We help the brands we work with implement really clear progression structures within their networks – and they work brilliantly. Franchisees can be fantastic for several years, performing perfectly well against the expectations of the franchisor, but then just plateau. This is usually not because they have run out of steam, but rather that they have satisfied their own ambitions by achieving the goals that were motivating them. This could be reaching a revenue target, or a particular level of work life balance.
What’s usually needed at this point is conversation about what is motivating the franchisee now, at this point in their business journey – there is always something. It could be that it’s actually a great time for them to sell their business and enjoy the fruits of their labour, or perhaps they just need the right incentive to focus them on re-engaging. Sometimes this might be related to the business – a new territory for example. Other times, it might be greater involvement in the wider franchise, such as becoming a mentor or leading a committee.

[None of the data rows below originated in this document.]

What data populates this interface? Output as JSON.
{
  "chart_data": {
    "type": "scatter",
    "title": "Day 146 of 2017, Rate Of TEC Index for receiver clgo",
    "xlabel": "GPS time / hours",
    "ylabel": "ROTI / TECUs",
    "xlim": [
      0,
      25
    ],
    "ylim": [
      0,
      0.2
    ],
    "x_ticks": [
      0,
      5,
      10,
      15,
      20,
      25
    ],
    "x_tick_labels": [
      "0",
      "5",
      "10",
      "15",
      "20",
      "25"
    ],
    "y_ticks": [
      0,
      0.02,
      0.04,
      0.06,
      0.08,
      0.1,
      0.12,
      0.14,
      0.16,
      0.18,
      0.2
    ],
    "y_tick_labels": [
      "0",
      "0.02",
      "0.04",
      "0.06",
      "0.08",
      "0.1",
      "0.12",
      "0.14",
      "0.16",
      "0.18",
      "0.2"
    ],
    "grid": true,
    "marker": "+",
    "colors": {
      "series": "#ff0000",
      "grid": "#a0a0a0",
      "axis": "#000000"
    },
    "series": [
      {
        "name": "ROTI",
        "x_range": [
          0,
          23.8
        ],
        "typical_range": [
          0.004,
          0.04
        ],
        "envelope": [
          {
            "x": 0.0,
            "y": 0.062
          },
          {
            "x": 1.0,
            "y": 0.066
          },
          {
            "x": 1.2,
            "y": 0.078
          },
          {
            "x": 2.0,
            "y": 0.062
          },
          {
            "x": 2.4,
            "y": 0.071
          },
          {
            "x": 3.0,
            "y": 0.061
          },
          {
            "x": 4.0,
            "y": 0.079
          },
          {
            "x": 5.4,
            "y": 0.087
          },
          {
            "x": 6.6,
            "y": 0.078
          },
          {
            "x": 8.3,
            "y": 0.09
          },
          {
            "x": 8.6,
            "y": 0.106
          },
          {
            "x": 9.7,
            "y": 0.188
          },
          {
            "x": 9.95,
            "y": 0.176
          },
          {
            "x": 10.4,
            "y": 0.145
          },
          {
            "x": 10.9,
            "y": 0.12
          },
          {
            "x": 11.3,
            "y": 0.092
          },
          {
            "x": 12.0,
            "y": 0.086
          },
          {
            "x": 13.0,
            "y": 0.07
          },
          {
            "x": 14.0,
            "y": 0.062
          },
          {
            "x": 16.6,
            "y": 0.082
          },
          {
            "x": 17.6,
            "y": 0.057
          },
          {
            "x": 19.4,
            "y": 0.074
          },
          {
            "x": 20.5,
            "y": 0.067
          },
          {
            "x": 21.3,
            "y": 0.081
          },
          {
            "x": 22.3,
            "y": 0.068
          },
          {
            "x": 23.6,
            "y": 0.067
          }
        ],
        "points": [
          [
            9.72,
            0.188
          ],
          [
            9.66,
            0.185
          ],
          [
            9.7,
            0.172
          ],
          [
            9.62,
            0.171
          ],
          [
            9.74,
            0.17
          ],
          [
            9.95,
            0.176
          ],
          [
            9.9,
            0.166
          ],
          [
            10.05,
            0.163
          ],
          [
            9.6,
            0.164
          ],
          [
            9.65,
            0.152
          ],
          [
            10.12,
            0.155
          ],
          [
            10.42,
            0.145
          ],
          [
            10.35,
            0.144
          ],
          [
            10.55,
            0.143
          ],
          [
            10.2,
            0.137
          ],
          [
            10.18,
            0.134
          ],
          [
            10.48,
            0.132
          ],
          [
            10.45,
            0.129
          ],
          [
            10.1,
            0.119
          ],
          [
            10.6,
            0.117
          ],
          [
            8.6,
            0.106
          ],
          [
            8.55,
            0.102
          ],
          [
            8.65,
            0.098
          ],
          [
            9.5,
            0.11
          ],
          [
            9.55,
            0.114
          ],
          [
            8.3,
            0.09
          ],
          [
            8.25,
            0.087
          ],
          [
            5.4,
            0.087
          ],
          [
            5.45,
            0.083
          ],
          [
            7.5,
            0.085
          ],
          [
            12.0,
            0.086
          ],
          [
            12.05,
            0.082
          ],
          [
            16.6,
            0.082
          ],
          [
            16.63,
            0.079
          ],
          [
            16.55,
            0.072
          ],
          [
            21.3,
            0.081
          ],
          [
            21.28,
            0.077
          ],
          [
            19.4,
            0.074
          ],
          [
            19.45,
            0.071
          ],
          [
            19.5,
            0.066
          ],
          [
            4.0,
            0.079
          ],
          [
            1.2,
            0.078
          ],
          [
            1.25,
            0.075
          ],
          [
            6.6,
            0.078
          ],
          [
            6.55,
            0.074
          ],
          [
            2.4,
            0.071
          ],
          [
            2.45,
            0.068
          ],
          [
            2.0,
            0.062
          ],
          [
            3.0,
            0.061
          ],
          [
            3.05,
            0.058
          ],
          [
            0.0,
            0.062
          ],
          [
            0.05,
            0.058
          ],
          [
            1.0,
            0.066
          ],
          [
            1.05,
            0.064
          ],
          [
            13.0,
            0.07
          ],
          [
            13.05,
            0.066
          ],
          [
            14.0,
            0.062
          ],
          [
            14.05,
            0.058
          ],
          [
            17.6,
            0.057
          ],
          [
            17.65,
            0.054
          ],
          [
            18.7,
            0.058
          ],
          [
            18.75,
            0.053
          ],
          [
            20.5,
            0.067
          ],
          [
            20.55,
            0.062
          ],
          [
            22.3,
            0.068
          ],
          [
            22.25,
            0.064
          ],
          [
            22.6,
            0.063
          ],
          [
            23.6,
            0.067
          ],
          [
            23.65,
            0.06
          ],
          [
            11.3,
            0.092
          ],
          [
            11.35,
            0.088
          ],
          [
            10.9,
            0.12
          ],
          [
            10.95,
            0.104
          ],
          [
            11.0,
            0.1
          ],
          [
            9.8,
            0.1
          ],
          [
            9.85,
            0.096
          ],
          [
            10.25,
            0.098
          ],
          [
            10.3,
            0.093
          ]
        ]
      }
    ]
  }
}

We’ve seen franchisees grow in 5 to 10 years from first time business owners learning the ropes, to confident leaders and employers with a range of business interests and investments, and seats on boards, and charities. Buying a franchise can be just the first step in what becomes an incredibly rewarding career both in and out-with the network.
Many van-based franchises have shifted their models in recent years from having a franchisee for every territory, to finding a higher calibre of franchisee who embarks on a path of growth from day one that takes them from one man in one van, to one man with a team of support staff and numerous employees running a fleet of vans out servicing multiple territories. You can see this happening across a lot of different sectors now. We’ve always known that people eventually stagnate when left in their comfort zones for too long – now we’re just better at keeping everyone moving and growing.
Innovating the business model or product
Youve probably heard the saying the only constant is change...well this is certainly true for the long term in business. Who would have thought that burger chains would offer salads and fruit bags, or that our CD collections would become obsolete in favour of online and subscription based models? An ability to see trends and instigate change within your brand or model is key.
Considering new international territories
When you have had success in your local market and maximised territory coverage its worth considering where you can go next in the world. Will your model translate to other countries? We can help you look at whether international franchising is right for you and look at markets to consider.